Una formula che già nel caso dell'Emblematum libellus, con i suoi 113 motti originari (nocciolo di un corpus che, nelle successive edizioni, arriverà a contarne fino a 212), ciascuno illustrato e chiarito mediante ricorso al duplice svolgimento esplicativo di un carme e di una xilografia posti l'una a capo dell'altro, in vicendevole relazione, è facile oltreché vantaggioso riassumere "emblematicamente" nell'ut pictura poësis oraziano: aureo precetto sintetico d'intima concordia tra icona e parola, ambedue necessarie e sufficienti a istituire fra loro una dialettica essenziale, ma foriere di una produzione ibrida, e che perciò non sarà il caso di avvicinare troppo dappresso a tatuaggi, badges, "loghi" e via dicendo (o illustrando), tutti oggetti nei quali il potenziale espressivo appare decisamente sbilanciato a favore delle risorse significanti della cifra, o addirittura del geroglifico.

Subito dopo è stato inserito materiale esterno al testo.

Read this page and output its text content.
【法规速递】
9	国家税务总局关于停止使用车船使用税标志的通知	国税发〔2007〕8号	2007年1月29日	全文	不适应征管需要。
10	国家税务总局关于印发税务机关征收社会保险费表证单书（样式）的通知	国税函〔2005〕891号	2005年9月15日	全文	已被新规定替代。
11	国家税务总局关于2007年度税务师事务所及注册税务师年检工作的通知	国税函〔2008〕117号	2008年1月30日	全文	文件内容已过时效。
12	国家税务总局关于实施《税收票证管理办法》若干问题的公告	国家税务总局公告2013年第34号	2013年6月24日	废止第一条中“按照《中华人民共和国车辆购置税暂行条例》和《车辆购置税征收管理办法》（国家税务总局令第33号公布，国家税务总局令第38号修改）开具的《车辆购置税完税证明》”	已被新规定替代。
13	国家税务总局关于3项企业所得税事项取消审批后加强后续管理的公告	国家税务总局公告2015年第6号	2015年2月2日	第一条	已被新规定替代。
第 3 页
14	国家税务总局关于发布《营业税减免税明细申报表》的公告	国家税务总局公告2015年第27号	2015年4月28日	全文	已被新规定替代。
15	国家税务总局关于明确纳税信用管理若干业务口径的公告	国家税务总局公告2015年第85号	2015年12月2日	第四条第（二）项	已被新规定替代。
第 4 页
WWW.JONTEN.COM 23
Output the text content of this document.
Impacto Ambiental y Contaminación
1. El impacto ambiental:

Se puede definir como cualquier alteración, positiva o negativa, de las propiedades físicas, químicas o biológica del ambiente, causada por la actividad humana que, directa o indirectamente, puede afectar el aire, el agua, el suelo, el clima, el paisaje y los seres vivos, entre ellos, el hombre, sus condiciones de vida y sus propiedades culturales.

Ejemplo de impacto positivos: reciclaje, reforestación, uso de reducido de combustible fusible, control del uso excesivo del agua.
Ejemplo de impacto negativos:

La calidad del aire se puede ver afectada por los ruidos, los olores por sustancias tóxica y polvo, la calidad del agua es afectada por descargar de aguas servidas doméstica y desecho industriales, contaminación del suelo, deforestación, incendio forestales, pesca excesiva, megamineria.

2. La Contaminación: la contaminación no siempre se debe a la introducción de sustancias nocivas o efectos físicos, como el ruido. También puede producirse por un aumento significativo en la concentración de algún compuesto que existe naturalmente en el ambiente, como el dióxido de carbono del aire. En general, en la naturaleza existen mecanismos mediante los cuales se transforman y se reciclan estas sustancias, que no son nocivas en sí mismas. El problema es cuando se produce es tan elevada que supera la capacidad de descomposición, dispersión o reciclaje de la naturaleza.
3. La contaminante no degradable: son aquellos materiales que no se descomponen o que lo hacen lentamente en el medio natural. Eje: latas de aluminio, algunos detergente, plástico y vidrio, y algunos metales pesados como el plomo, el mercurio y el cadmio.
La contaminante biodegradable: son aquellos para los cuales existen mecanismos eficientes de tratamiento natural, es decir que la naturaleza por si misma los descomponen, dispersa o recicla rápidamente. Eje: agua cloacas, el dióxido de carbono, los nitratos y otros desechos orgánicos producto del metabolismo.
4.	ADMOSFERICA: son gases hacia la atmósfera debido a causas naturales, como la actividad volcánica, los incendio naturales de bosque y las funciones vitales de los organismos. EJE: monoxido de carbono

Pure, proprio ai geroglifici, anzi, ai tardoantichi Geroglifici del preteso "Orapollo egizio", già circolanti in ambienti antiquari verso la fine del Quattrocento, pare si dovesse il proliferare di "quegli innumerevoli libri di simboli" la cui serie fu appunto inaugurata dall'opera dell'Alciato, prima e celeberrima "tra le raccolte di epigrammi illustrati, o di parafrasi epigrammatiche d'immagini" così popolari nel XVI e XVII secolo, e il cui intento sarebbe stato, almeno all'apparenza, quello di "complicare ciò che era semplice e rendere oscuro ciò che era ovvio" (Erwin Panofsky).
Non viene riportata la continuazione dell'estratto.